You really enrich the picture by listing arrestees’ “interest-group affiliations,” such as NAACP, People of Faith Against the Death Penalty, and, of course, Occupy Raleigh. But maybe the best grace note is the column devoted to noting everyone whose driver’s license address doesn’t match their voter registration address. Could that mean rampant voter fraud? You report, we decide.

You’ve made some really solid aesthetic choices here. The dull, column-ruled, sans-serif layout that we have to click through ten names at a time, like we were turning the pages of a Registry of Deeds? So retro. It’s like 1950s public record in a county courthouse. And that little throwback is so of the moment. I mean, hipsters are using “boss” to mean awesome and belting their corduroys high around their waists. Everything old is new again, with a little ironic twist.

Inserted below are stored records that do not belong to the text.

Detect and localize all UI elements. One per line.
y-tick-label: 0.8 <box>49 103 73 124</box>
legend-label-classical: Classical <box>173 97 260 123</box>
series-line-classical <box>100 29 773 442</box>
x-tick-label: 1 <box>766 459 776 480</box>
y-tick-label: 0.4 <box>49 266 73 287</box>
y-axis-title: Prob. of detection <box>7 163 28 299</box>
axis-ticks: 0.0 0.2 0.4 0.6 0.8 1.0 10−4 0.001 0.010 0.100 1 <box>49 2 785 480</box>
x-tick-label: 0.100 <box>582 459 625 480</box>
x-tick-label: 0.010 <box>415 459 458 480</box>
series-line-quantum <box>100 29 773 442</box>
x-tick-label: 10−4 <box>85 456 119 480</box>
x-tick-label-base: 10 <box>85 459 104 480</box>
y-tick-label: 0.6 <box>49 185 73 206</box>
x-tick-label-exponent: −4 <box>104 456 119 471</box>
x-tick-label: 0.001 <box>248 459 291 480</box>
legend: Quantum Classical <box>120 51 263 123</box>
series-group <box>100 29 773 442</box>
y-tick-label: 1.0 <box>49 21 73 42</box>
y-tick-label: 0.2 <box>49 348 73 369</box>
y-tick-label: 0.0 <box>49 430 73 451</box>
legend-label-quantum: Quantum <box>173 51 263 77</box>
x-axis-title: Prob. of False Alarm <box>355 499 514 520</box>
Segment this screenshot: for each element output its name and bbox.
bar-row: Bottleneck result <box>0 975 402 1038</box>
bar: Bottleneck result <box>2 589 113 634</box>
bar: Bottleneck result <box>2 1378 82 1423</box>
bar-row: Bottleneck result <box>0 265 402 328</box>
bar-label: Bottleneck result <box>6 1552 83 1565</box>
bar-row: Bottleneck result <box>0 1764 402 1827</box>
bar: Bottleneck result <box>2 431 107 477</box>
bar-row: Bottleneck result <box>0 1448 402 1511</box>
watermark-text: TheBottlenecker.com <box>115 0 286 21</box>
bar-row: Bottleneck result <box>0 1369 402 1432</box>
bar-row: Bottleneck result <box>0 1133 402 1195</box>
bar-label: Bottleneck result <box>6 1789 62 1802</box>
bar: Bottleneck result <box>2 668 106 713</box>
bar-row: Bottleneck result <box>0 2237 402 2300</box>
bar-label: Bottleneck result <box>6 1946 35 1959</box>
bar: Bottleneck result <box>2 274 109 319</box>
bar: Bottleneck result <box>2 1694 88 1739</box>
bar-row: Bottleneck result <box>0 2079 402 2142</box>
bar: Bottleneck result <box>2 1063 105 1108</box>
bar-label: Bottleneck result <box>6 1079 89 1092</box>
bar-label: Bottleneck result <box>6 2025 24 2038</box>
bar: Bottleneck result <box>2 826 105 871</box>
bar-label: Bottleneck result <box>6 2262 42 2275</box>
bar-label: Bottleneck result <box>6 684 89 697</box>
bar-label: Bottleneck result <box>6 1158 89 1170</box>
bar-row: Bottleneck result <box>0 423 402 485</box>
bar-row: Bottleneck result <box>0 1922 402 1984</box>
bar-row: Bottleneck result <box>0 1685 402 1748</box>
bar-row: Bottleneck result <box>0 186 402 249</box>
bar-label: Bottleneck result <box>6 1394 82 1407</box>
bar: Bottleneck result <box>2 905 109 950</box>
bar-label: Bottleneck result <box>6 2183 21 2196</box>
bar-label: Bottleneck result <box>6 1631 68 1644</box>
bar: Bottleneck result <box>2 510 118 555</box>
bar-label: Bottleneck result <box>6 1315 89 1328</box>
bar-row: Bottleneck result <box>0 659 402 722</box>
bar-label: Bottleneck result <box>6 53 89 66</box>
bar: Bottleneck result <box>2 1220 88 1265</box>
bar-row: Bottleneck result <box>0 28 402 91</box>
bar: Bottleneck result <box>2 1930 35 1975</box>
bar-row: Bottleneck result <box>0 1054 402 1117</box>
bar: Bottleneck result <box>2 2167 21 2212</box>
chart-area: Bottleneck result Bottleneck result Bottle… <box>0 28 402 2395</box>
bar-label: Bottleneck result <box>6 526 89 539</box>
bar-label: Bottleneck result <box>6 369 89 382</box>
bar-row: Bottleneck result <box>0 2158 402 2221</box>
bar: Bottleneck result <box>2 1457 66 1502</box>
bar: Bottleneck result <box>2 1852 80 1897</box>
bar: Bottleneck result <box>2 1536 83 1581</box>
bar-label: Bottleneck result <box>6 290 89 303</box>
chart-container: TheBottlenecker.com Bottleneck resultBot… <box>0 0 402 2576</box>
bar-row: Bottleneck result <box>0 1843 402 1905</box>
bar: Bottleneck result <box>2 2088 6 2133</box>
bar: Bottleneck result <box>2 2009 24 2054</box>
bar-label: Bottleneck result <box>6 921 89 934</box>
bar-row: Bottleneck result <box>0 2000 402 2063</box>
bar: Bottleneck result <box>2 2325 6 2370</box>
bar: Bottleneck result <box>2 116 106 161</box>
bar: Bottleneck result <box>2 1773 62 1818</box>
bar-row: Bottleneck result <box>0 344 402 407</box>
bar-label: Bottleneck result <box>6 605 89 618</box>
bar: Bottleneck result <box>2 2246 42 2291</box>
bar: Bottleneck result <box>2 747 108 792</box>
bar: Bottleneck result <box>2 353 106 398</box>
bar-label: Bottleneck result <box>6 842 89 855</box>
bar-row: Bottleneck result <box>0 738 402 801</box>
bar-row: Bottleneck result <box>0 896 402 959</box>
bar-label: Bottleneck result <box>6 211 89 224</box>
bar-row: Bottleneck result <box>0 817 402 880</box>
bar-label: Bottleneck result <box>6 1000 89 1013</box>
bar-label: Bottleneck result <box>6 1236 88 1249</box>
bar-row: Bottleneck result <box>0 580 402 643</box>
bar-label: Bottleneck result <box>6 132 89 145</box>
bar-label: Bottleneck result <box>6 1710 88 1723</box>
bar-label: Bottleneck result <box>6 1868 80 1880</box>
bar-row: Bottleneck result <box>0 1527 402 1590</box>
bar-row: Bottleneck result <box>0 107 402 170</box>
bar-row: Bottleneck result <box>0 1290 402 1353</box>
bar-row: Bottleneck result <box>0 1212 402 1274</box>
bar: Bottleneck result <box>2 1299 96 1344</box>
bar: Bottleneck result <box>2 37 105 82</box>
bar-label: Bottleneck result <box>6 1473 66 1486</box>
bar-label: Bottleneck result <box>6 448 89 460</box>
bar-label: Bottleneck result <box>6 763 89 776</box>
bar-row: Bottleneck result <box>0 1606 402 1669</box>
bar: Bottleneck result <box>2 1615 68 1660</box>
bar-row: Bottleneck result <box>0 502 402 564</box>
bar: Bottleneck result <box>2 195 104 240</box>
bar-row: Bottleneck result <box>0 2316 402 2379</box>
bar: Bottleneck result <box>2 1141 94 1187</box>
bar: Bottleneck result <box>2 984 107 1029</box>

And it’s way more than aesthetics. The design choices set the mood for what you’re really trying to communicate here: 1950s, blacklists, loyalty oaths, right? Am I feeling you?

Maybe it’s just because I teach Constitutional Law, so I randomly know all these little Americana details, but this whole project is a really nice allusion to those laws Southern states passed in the 1950s, requiring certain groups, which just happened to be the NAACP and other civil-rights organizations, to disclose their membership. You know, so that employers and neighbors could be informed, make their views known to the troublemakers.

I don’t think I’m going to get myself arrested (in significant part because my wife has explicitly forbidden me, but I could be persuaded if I better understood the costs in time and money), but the stupid attack from Civitas makes me think much harder about it.  And I’m probably not the only one.